NZ fund managers better positioned than Australian: Researcher
New Zealand’s fund management sector has more competitive offerings than the Australian market – and less to worry about as regulators crack down.
Wednesday, February 13th 2019, 6:00AM
That’s according to Super Ratings, a Lonsec-owned fund researcher, which primarily focuses on Australian super funds.
It recently completed a report on what the Royal Commission of Inquiry into misconduct in Australia’s financial services sector would mean for the industry.
It said it would mean a "sweeping focus" across organisations to ensure strategic plans and KPIs were appropriately aligned and manged.
"The report clearly reinforces organisational responsibility as front and centre in the solution.
"The impact of the Royal Commission for many in the industry will be lasting. The key takeout for many industry participants should be that most providers face challenges in some shape or form. We believe the true test of an organisation will be; if another commission (hypothetically) were to be held in five or 10 years’ time, will providers have had the foresight to seek out the issues of tomorrow and solve them, or will they be doomed to repeat the mistakes of the past?"
Market insights manager Camille Schmidt said understanding Australia's shortcomings was an opportunity for New Zealand fund managers to avoid the pitfalls.
“There are also some key issues in the report that the New Zealand system has already addressed. You will note the commentary around inactive accounts, which remain a non-issue for KiwiSaver accounts, but continue to cause significant problems in the Australian market,” she said.
“We believe retail offerings in New Zealand are generally more competitive than Australia. We believe this has been achieved by more focused product offerings that intend to build scale.
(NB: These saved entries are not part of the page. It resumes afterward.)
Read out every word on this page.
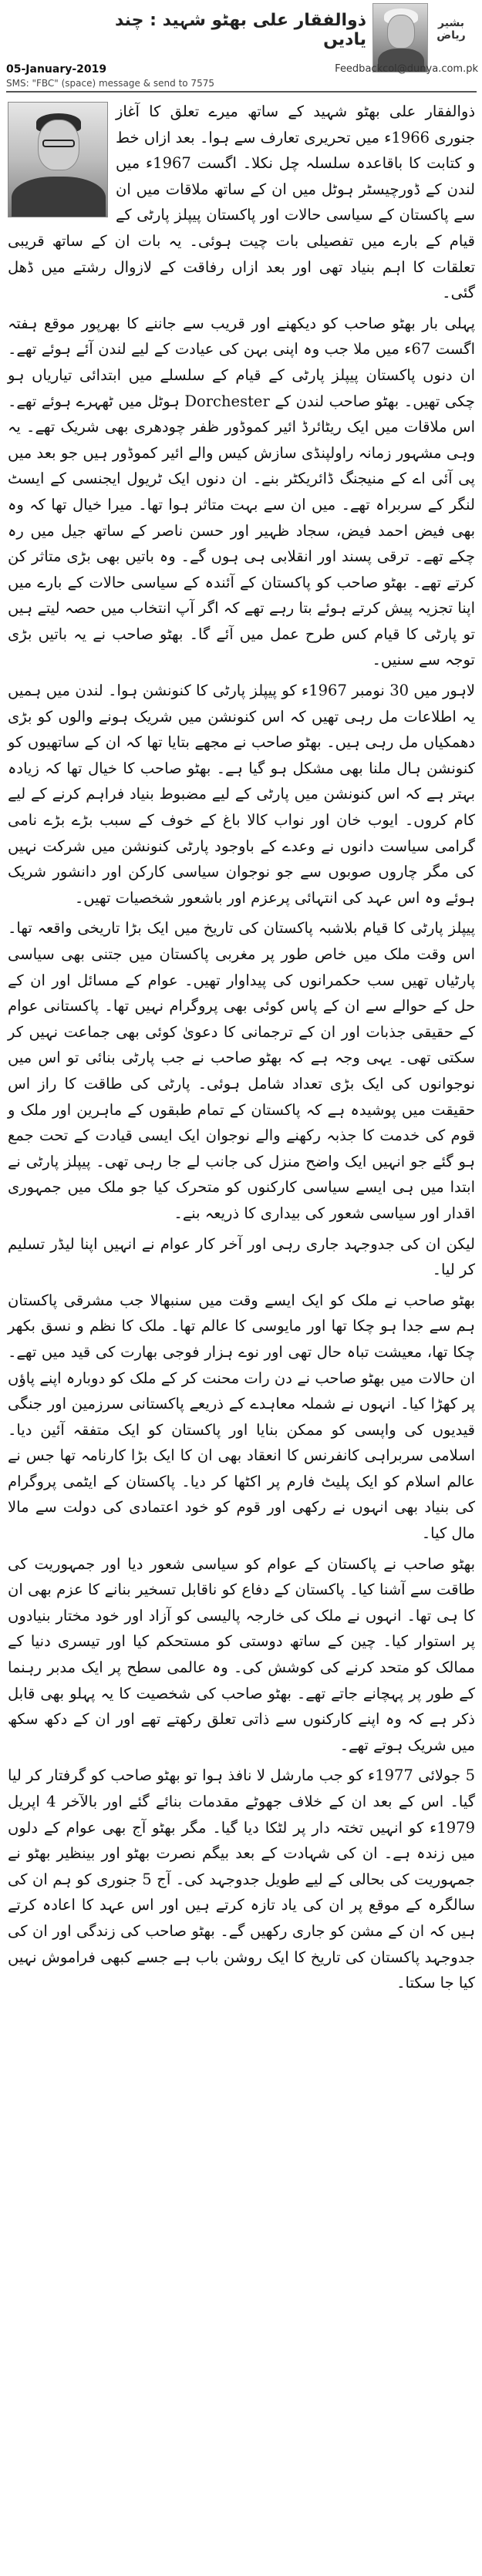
ذوالفقار علی بھٹو شہید : چند یادیں
بشیر ریاض
05-January-2019	Feedbackcol@dunya.com.pk
SMS: "FBC" (space) message & send to 7575

ذوالفقار علی بھٹو شہید کے ساتھ میرے تعلق کا آغاز جنوری 1966ء میں تحریری تعارف سے ہوا۔ بعد ازاں خط و کتابت کا باقاعدہ سلسلہ چل نکلا۔ اگست 1967ء میں لندن کے ڈورچیسٹر ہوٹل میں ان کے ساتھ ملاقات میں ان سے پاکستان کے سیاسی حالات اور پاکستان پیپلز پارٹی کے قیام کے بارے میں تفصیلی بات چیت ہوئی۔ یہ بات ان کے ساتھ قریبی تعلقات کا اہم بنیاد تھی اور بعد ازاں رفاقت کے لازوال رشتے میں ڈھل گئی۔

پہلی بار بھٹو صاحب کو دیکھنے اور قریب سے جاننے کا بھرپور موقع ہفتہ اگست 67ء میں ملا جب وہ اپنی بہن کی عیادت کے لیے لندن آئے ہوئے تھے۔ ان دنوں پاکستان پیپلز پارٹی کے قیام کے سلسلے میں ابتدائی تیاریاں ہو چکی تھیں۔ بھٹو صاحب لندن کے Dorchester ہوٹل میں ٹھہرے ہوئے تھے۔ اس ملاقات میں ایک ریٹائرڈ ائیر کموڈور ظفر چودھری بھی شریک تھے۔ یہ وہی مشہور زمانہ راولپنڈی سازش کیس والے ائیر کموڈور ہیں جو بعد میں پی آئی اے کے منیجنگ ڈائریکٹر بنے۔ ان دنوں ایک ٹریول ایجنسی کے ایسٹ لنگر کے سربراہ تھے۔ میں ان سے بہت متاثر ہوا تھا۔ میرا خیال تھا کہ وہ بھی فیض احمد فیض، سجاد ظہیر اور حسن ناصر کے ساتھ جیل میں رہ چکے تھے۔ ترقی پسند اور انقلابی ہی ہوں گے۔ وہ باتیں بھی بڑی متاثر کن کرتے تھے۔ بھٹو صاحب کو پاکستان کے آئندہ کے سیاسی حالات کے بارے میں اپنا تجزیہ پیش کرتے ہوئے بتا رہے تھے کہ اگر آپ انتخاب میں حصہ لیتے ہیں تو پارٹی کا قیام کس طرح عمل میں آئے گا۔ بھٹو صاحب نے یہ باتیں بڑی توجہ سے سنیں۔

لاہور میں 30 نومبر 1967ء کو پیپلز پارٹی کا کنونشن ہوا۔ لندن میں ہمیں یہ اطلاعات مل رہی تھیں کہ اس کنونشن میں شریک ہونے والوں کو بڑی دھمکیاں مل رہی ہیں۔ بھٹو صاحب نے مجھے بتایا تھا کہ ان کے ساتھیوں کو کنونشن ہال ملنا بھی مشکل ہو گیا ہے۔ بھٹو صاحب کا خیال تھا کہ زیادہ بہتر ہے کہ اس کنونشن میں پارٹی کے لیے مضبوط بنیاد فراہم کرنے کے لیے کام کروں۔ ایوب خان اور نواب کالا باغ کے خوف کے سبب بڑے بڑے نامی گرامی سیاست دانوں نے وعدے کے باوجود پارٹی کنونشن میں شرکت نہیں کی مگر چاروں صوبوں سے جو نوجوان سیاسی کارکن اور دانشور شریک ہوئے وہ اس عہد کی انتہائی پرعزم اور باشعور شخصیات تھیں۔

پیپلز پارٹی کا قیام بلاشبہ پاکستان کی تاریخ میں ایک بڑا تاریخی واقعہ تھا۔ اس وقت ملک میں خاص طور پر مغربی پاکستان میں جتنی بھی سیاسی پارٹیاں تھیں سب حکمرانوں کی پیداوار تھیں۔ عوام کے مسائل اور ان کے حل کے حوالے سے ان کے پاس کوئی بھی پروگرام نہیں تھا۔ پاکستانی عوام کے حقیقی جذبات اور ان کے ترجمانی کا دعویٰ کوئی بھی جماعت نہیں کر سکتی تھی۔ یہی وجہ ہے کہ بھٹو صاحب نے جب پارٹی بنائی تو اس میں نوجوانوں کی ایک بڑی تعداد شامل ہوئی۔ پارٹی کی طاقت کا راز اس حقیقت میں پوشیدہ ہے کہ پاکستان کے تمام طبقوں کے ماہرین اور ملک و قوم کی خدمت کا جذبہ رکھنے والے نوجوان ایک ایسی قیادت کے تحت جمع ہو گئے جو انہیں ایک واضح منزل کی جانب لے جا رہی تھی۔ پیپلز پارٹی نے ابتدا میں ہی ایسے سیاسی کارکنوں کو متحرک کیا جو ملک میں جمہوری اقدار اور سیاسی شعور کی بیداری کا ذریعہ بنے۔

لیکن ان کی جدوجہد جاری رہی اور آخر کار عوام نے انہیں اپنا لیڈر تسلیم کر لیا۔

بھٹو صاحب نے ملک کو ایک ایسے وقت میں سنبھالا جب مشرقی پاکستان ہم سے جدا ہو چکا تھا اور مایوسی کا عالم تھا۔ ملک کا نظم و نسق بکھر چکا تھا، معیشت تباہ حال تھی اور نوے ہزار فوجی بھارت کی قید میں تھے۔ ان حالات میں بھٹو صاحب نے دن رات محنت کر کے ملک کو دوبارہ اپنے پاؤں پر کھڑا کیا۔ انہوں نے شملہ معاہدے کے ذریعے پاکستانی سرزمین اور جنگی قیدیوں کی واپسی کو ممکن بنایا اور پاکستان کو ایک متفقہ آئین دیا۔ اسلامی سربراہی کانفرنس کا انعقاد بھی ان کا ایک بڑا کارنامہ تھا جس نے عالم اسلام کو ایک پلیٹ فارم پر اکٹھا کر دیا۔ پاکستان کے ایٹمی پروگرام کی بنیاد بھی انہوں نے رکھی اور قوم کو خود اعتمادی کی دولت سے مالا مال کیا۔

بھٹو صاحب نے پاکستان کے عوام کو سیاسی شعور دیا اور جمہوریت کی طاقت سے آشنا کیا۔ پاکستان کے دفاع کو ناقابل تسخیر بنانے کا عزم بھی ان کا ہی تھا۔ انہوں نے ملک کی خارجہ پالیسی کو آزاد اور خود مختار بنیادوں پر استوار کیا۔ چین کے ساتھ دوستی کو مستحکم کیا اور تیسری دنیا کے ممالک کو متحد کرنے کی کوشش کی۔ وہ عالمی سطح پر ایک مدبر رہنما کے طور پر پہچانے جاتے تھے۔ بھٹو صاحب کی شخصیت کا یہ پہلو بھی قابل ذکر ہے کہ وہ اپنے کارکنوں سے ذاتی تعلق رکھتے تھے اور ان کے دکھ سکھ میں شریک ہوتے تھے۔

5 جولائی 1977ء کو جب مارشل لا نافذ ہوا تو بھٹو صاحب کو گرفتار کر لیا گیا۔ اس کے بعد ان کے خلاف جھوٹے مقدمات بنائے گئے اور بالآخر 4 اپریل 1979ء کو انہیں تختہ دار پر لٹکا دیا گیا۔ مگر بھٹو آج بھی عوام کے دلوں میں زندہ ہے۔ ان کی شہادت کے بعد بیگم نصرت بھٹو اور بینظیر بھٹو نے جمہوریت کی بحالی کے لیے طویل جدوجہد کی۔ آج 5 جنوری کو ہم ان کی سالگرہ کے موقع پر ان کی یاد تازہ کرتے ہیں اور اس عہد کا اعادہ کرتے ہیں کہ ان کے مشن کو جاری رکھیں گے۔ بھٹو صاحب کی زندگی اور ان کی جدوجہد پاکستان کی تاریخ کا ایک روشن باب ہے جسے کبھی فراموش نہیں کیا جا سکتا۔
This has enabled more competitive pricing and avoided the challenge of legacy systems.”
Schmidt said one of the biggest problems for the super sector in Australia was legacy products, which are closed to new members but have the same features as products are open, with higher fee structures. “New Zealand doesn’t have that.”
New Zealand’s market was more streamlined in terms of the products being offered and there was a focus on building scale, she said.
But this country had the same problem of people being stuck in too-conservative default funds.
Tim Murphy, of Morningtar, said it was difficult to compare the two countries. "There's a different industry dynamic - there are pros and cons of each."